Richardson’s case garnered a significant amount of media attention, with the Warren County Prosecutor’s Office deeming Richardson’s actions as the “perfect crime.” This resulted in Richardson facing brutal harassment in her community.
Although the media and legal system in Ohio wanted to see Richardson in prison for the rest of her life for giving birth to a stillborn baby, the jury, made up of regular citizens of Warren County, could not treat the young woman so harshly for her hardships. These jurors saw through the reactionary rhetoric of the media and prosecutors and saw the reality of a young woman who has already been through enough suffering.
Teenage and unplanned pregnancies persist because of a lack of sexual health education in schools across the US and the barriers to accessing contraceptives. Additionally, teens and young women who unexpectantly become pregnant and cannot care for a child increasingly come up against the law in trying to terminate their pregnancies.
In April, Ohio Governor Mike DeWine signed a “heartbeat bill” into law, banning abortions in the state after six weeks. A court partially blocked the bill in July. The Warren County Prosecutor’s Office’s decision to charge Richardson with crimes that carried a life sentence shows that the state will stop at nothing to impose cruel treatment on young women with unplanned pregnancies.

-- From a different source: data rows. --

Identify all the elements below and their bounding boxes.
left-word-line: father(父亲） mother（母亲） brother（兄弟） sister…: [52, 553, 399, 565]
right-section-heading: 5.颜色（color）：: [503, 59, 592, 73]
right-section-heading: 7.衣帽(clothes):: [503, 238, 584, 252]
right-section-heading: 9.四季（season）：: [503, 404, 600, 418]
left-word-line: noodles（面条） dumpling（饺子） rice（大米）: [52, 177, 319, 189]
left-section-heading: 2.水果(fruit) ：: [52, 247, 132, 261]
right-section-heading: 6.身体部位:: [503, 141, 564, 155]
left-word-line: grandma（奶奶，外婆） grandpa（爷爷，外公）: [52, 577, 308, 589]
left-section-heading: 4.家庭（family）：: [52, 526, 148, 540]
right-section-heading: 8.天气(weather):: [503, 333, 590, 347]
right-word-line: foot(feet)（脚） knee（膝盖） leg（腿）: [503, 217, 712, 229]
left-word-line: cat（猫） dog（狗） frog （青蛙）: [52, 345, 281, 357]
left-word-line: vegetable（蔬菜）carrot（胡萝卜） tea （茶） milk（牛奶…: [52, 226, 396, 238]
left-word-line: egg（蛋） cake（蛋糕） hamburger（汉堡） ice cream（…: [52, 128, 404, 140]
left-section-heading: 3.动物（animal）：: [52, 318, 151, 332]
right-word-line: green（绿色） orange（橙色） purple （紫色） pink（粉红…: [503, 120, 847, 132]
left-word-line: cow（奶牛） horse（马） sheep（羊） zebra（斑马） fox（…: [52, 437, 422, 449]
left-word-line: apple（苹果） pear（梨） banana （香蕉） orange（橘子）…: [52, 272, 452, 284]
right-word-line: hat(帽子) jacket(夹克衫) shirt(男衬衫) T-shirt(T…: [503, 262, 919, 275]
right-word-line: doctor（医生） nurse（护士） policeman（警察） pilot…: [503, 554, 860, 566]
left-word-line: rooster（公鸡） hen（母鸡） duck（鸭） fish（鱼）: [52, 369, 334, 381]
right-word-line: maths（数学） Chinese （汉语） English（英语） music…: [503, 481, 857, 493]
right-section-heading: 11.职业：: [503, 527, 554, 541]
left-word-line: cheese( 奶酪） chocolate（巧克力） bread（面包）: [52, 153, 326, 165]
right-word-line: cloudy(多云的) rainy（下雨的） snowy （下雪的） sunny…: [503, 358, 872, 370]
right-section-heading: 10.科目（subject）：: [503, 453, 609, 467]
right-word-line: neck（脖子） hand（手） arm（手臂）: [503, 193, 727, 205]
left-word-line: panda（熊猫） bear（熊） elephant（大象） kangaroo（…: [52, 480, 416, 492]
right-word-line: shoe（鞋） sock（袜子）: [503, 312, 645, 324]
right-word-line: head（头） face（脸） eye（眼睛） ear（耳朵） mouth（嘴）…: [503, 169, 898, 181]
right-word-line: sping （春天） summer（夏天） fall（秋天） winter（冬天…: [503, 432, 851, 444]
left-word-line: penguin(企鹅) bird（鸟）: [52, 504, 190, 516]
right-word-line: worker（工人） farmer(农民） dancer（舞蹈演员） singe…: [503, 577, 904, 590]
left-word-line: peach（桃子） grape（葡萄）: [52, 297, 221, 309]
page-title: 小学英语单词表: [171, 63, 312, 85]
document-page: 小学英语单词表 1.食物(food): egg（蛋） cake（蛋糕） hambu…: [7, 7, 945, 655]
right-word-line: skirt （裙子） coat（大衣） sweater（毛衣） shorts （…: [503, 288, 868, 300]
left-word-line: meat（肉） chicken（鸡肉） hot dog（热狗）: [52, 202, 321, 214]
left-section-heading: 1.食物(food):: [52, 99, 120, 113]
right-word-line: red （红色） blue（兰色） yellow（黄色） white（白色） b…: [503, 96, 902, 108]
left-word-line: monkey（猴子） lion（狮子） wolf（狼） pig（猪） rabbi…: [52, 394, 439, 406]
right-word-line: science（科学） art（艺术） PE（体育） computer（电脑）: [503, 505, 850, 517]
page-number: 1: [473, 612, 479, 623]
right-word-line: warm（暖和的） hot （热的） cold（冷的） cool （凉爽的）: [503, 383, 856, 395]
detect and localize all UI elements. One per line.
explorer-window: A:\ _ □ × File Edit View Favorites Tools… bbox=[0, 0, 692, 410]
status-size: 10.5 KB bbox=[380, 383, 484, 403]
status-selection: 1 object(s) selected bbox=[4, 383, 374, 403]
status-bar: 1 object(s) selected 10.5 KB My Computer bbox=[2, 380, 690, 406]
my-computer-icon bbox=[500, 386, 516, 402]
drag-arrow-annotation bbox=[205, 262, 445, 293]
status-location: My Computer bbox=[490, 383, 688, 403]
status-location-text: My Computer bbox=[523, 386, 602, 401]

The rights to physical autonomy and to make reproductive health decisions must be strongly defended in a democratic society. Richardson should not face any criminal charges, much less prosecution, for the traumatic experience she suffered. Nor should any woman face the possibility of criminal prosecution for giving birth to a stillborn baby or trying to terminate an unwanted pregnancy.
While the jury’s verdict in Richardson’s case is a welcome, humane development, the soundness of jury decisions cannot be relied upon in every case. The state apparatus, including zealous prosecutors, will continue to whip up reactionary public sentiment in an attempt to criminalize what amount to non-criminal offenses, particularly among the most vulnerable.